1. pursuing the element raised above about civlian targets: if you have a problem with civilian casualties, then why has the doctrine of total war been ok for states in this century? why would you not imagine that "terrorism" is the same doctrine turned back on itself?
in a war, for the americans, why is it even imaginable to refer to civilian casualities as "collateral damage", to talk them away? beccause "we didnt mean to kill civilians"? but the doctrine of total war erases the distinction combatant/civilian, and shifts the goal of war to a "breaking of the will"....

what is the difference between civilian targets and collateral damage? a legal declaration by a state? which means what? seriously....you would argue maybe that the ability to declare war is an extension of the states monopoly on legitimate violence...but that position presupposes that the state is necessarily seen as legitimate itself? which relies on consent, yes? and what of groups that do not consent? same doctrine---coming out of clausewitz--is being applied by different entities--one is terror, one is war--huh?

2. i find it fascinating that the right cannot deal with the idea that people who find themselves without legal recourse, in materially degrading situations, might construct for themselves a radical **political** opposition to the existing order and would choose to act outside the limits of that order.
maybe it follows from the inability of the right to imagine that there are systematic problems with the economic system they for which they unthinkingly cheerlead--for the americans, things appear easy because some of the worst consequences of that order have been shipped far away, and so it is easier to pretend that all is well in general. [[this is not to speak of the consequences of american foreign policy as a separate entity over the past 60 years]]

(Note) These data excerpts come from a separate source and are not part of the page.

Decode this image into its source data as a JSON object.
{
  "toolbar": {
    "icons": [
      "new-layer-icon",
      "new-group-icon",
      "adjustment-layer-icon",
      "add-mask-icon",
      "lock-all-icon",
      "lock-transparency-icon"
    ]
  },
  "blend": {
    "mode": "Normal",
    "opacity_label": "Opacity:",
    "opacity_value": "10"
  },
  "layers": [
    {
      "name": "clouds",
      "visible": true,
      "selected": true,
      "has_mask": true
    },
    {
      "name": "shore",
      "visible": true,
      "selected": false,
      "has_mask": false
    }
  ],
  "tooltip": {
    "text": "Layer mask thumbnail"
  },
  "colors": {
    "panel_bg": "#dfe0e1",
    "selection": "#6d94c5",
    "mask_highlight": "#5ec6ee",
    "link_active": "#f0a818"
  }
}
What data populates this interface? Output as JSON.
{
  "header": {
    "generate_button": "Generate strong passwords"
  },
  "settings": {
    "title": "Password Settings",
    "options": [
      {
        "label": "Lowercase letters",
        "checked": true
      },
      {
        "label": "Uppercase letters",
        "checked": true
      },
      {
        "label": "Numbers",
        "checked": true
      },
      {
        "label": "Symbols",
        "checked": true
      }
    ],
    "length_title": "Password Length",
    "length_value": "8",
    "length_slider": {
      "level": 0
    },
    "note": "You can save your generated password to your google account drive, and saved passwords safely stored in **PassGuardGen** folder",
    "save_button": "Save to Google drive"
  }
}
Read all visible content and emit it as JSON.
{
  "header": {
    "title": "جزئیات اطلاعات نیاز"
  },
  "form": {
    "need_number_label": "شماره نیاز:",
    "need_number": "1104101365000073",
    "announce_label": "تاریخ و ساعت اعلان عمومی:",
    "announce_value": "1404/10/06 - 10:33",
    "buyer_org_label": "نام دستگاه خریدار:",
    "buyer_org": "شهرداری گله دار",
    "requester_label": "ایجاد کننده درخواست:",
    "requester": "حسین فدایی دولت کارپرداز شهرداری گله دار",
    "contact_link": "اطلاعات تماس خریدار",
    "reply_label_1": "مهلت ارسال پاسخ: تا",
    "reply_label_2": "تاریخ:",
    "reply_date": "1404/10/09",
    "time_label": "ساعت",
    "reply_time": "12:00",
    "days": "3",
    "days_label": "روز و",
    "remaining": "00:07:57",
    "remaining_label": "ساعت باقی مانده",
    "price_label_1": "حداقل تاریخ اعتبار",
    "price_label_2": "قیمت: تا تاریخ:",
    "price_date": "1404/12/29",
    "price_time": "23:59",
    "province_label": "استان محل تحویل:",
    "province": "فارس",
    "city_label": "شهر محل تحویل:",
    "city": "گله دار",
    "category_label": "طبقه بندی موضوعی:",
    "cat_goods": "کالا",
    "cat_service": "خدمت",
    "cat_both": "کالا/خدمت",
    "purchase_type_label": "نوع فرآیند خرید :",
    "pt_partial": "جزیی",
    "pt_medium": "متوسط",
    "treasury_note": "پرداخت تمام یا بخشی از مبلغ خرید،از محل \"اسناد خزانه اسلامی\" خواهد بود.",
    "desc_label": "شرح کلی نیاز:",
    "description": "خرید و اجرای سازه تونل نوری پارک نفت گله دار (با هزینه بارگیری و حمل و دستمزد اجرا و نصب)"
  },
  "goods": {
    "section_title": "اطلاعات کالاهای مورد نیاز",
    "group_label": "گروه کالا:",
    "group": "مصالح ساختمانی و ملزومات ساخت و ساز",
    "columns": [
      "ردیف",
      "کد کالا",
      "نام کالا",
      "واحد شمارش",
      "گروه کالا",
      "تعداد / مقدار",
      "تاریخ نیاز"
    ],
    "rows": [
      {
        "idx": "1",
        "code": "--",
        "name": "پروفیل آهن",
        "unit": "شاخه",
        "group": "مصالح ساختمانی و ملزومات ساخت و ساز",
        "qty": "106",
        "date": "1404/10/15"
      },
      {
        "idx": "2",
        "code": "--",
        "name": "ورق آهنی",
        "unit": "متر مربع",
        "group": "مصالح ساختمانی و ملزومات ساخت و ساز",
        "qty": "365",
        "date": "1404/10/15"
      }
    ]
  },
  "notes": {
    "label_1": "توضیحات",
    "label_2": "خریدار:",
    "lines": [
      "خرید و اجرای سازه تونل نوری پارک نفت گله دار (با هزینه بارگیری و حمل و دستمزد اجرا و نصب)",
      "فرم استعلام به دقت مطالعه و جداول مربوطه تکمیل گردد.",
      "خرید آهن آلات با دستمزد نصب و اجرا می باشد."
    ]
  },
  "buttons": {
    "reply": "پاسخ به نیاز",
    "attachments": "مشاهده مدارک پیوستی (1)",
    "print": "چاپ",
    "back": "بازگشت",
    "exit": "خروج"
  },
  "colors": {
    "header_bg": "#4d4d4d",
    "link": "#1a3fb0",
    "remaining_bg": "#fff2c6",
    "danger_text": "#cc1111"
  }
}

or maybe it follows from the right's own view of the state, which is about reducing its purview, andm thereby about reducing the possibilities of mediation in conflict situations by law as medium for negociation rather than as simple instrument of repression. this view presupposes a wholesale misunderstanding of the role of the state in navigating structural conflicts generated by capitalism over the past 150 years. the rights own view of the state will increase the likelihood of more such actions because it rests on an reduction of the possibility for dissident groups to act upon the state--it reduces the ability of the state to maintain its legitimacy by integrating elements of conflict into the status quo--and thereby increases the likelihood of conflict....add to this the paranoid suspicion of international law, and you have a poilitics that generates the conditions of radical opposition and works to shut down the ability of the dominant order to react, and then responds to this by trying to frame any such dissent as "terrorism"--it is incoherent, it is dangerous, it is self-defeating.

the right's view of the situation simply echoes the problems with the notion of terrorism--they hide from thinking about the system they work in by shifting to the language of will, or morality, and try to pretend that the conditions that create the possibility of radical political opposition can be dismissed by sneering reference to "poor victims"--which simply shows that they will not engage in thinking seriously.